The structural nature of our ‘bad economic times’ is not only in schools. Many employed people are catering to more than four dependents and as such, their paycheck is paltry. Many more can’t find jobs, many more are overly qualified for the jobs they are doing, many more are taking each day as it comes. 

In a 2016 opinion poll for the NGO Forum, 76% of the respondents said they thought the economic conditions had become worse year after year. Majority of these were from the North and Eastern parts of the country. 

And yet, in the same time, the economy has worked for some. In that very poll, 16% thought times were now much better. 

Structurally, the economy is working for some and not working for others. The ones it’s delivering for are fewer and only about a quarter of the general population which means, the inequality problem is also alive and structural. 

The joint bill of defaulters in the school was 3.6 million which, for some schools in this same country is not even a quarter of the bill for one student’s tuition. 

In 1986, by the ten point programme, NRM promised to pursue an intergrated, independent and self-sustaining economy. Years on, that economy was born but is on a consistent visit to the emergency ward.

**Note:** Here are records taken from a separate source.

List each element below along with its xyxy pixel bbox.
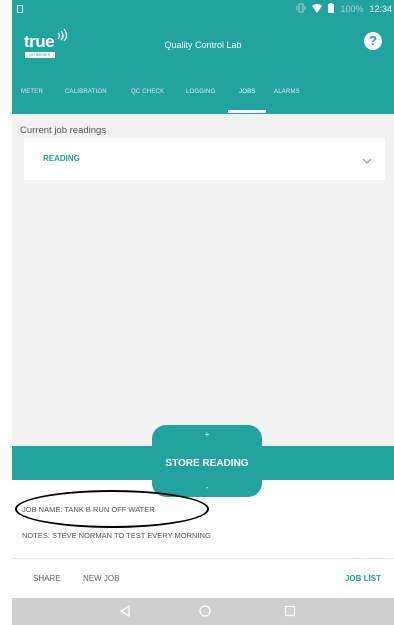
job-list-button[interactable]: JOB LIST <box>345 574 381 583</box>
share-button[interactable]: SHARE <box>33 574 61 583</box>
job-notes: NOTES: STEVE NORMAN TO TEST EVERY MORNIN… <box>22 531 211 540</box>
system-nav-bar <box>12 598 394 625</box>
clock: 12:34 <box>369 4 392 14</box>
battery-icon <box>328 3 335 15</box>
tab-bar: METER CALIBRATION QC CHECK LOGGING JOBS … <box>12 66 394 114</box>
battery-percent: 100% <box>340 4 364 14</box>
home-icon[interactable] <box>198 604 212 623</box>
store-reading-button[interactable]: STORE READING <box>152 458 262 469</box>
app-bar: true pH SERIES Quality Control Lab ? <box>12 18 394 66</box>
tab-qc-check[interactable]: QC CHECK <box>131 89 164 95</box>
job-readings-panel: Current job readings READING <box>12 114 394 446</box>
active-tab-indicator <box>228 110 266 113</box>
tab-alarms[interactable]: ALARMS <box>274 89 300 95</box>
tab-logging[interactable]: LOGGING <box>186 89 215 95</box>
new-job-button[interactable]: NEW JOB <box>83 574 119 583</box>
bottom-action-bar: SHARE NEW JOB JOB LIST <box>12 558 394 598</box>
increment-button[interactable]: + <box>152 430 262 439</box>
tab-jobs[interactable]: JOBS <box>239 89 255 95</box>
tab-calibration[interactable]: CALIBRATION <box>65 89 107 95</box>
tab-meter[interactable]: METER <box>21 89 43 95</box>
app-title: Quality Control Lab <box>164 40 242 50</box>
vibrate-icon <box>296 3 306 15</box>
wifi-icon <box>312 3 323 15</box>
dropdown-label: READING <box>43 154 80 163</box>
logo-subtitle: pH SERIES <box>25 52 55 58</box>
section-title: Current job readings <box>20 125 107 136</box>
back-icon[interactable] <box>119 604 131 623</box>
reading-dropdown[interactable]: READING <box>24 138 385 180</box>
sim-card-icon <box>17 5 23 13</box>
help-icon[interactable]: ? <box>364 32 382 50</box>
chevron-down-icon[interactable] <box>361 152 373 170</box>
status-bar: 100% 12:34 <box>12 0 394 18</box>
decrement-button[interactable]: - <box>152 483 262 492</box>
highlight-ellipse <box>15 490 209 528</box>
recents-icon[interactable] <box>283 604 297 623</box>
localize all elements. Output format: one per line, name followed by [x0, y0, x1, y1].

The resurgent illness it suffered was the famed ‘Structural Adjustment Programme’ which had the effect of taking government out of business – largely due to it’s inefficiency and also privatizing the access to, use of and benefit from capital. What this has done is take government out of the business of distribution of wealth and created an unequal society. 

The students that failed to sit these exams will most likely find, after school, that they don’t have the potent social and institutional base to attract capital to their ideas and will then be relegated to poverty. They too, if we don’t work hard and smart to have a policy intervention, will have trouble paying their children’s school fees. 

And the debates will still follow them, asking why they are not responsible enough to pay for their children while, then, the Indian community, which might be a tribe, will give another handout.